De tweede uitgave doet er een flinke schep bovenop door ook alle werken voor cello en orkest toe te voegen, te weten:
Étude en forme de valse op. 52/6 (bew) (1877)
Allegro appassionato op. 43 (1873)
Celloconcert nr. 1 in a op. 33 (1872)
Celloconcert nr. 2 in d op. 119 (1902)
Suite voor cello en orkest op. 16b (1862)
Romance in f op. 36 (1874)
Het aardige van dit project is, dat een steeds wisselend stel jonge solisten is ingezet. Zij zijn gelukkig allen opgewassen tegen hun taak en het zou niet eerlijk zijn om er eentje met misschien de grootste verdienste eruit te lichten. Wat opvalt is, dat het bij dit puike tiental om acht dames en twee heren gaat. Een teken des tijds. Goed ook dat men deze talenten, die alle het stadium van aanstormend voorbij zijn, zo’n mooie kans biedt.
Het zal duidelijk zijn dat het evenwichtiger klinkende tweede pakket de grootste aanbeveling meekrijgt.
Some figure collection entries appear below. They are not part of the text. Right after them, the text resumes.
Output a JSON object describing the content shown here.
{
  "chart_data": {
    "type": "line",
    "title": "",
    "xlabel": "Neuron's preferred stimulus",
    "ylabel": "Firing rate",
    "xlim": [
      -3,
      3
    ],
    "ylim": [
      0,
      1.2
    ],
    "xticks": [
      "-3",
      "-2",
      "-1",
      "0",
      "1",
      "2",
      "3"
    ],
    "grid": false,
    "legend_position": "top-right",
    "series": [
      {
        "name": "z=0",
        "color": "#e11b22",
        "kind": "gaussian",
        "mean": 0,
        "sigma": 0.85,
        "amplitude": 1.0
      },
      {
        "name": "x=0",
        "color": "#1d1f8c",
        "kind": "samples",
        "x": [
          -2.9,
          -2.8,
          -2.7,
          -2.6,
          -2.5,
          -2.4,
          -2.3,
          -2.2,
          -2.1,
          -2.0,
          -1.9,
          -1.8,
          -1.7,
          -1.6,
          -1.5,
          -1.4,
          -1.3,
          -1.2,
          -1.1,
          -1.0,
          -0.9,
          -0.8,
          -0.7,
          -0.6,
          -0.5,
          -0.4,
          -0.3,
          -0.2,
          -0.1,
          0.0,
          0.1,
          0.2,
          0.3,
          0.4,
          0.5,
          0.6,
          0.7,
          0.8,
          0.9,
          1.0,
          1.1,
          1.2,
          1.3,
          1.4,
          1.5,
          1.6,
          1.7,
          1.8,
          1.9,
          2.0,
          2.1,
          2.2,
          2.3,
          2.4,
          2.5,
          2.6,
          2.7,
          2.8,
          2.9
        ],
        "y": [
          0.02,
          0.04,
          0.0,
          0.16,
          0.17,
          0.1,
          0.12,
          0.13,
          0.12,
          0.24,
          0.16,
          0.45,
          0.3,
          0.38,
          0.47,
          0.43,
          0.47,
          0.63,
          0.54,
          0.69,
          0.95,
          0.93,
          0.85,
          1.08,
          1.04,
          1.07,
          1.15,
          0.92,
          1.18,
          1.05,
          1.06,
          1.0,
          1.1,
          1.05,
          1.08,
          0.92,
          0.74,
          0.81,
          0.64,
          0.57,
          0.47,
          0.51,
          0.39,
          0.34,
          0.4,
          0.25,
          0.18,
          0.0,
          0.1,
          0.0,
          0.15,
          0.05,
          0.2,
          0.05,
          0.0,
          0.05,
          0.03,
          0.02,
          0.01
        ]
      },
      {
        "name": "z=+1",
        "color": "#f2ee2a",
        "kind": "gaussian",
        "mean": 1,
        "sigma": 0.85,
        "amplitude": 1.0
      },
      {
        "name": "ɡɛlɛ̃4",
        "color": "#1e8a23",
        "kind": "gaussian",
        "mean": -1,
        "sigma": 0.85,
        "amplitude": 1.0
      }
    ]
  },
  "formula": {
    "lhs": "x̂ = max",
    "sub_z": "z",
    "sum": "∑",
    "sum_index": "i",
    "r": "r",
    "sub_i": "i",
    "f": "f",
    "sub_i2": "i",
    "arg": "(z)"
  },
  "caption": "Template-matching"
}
Kan zijn dat van bepaalde werken individueel nog mooiere opnamen bestaan. De cellowerken van Isserlis (RCA 09026-63518-2), het eerste concert van Rostropovich (Warner 7243-567594-2) en Kliegel (Naxos 8.553039), de vioolconcerten van Graffin (Hyperion CDA 67074), het eerste vioolconcert plus korte stukken van Kantorow (BIS CD 860) en het derde idem (BIS CD 1470). Maar met het Zig Zag album is men ineens van veel gezoek af.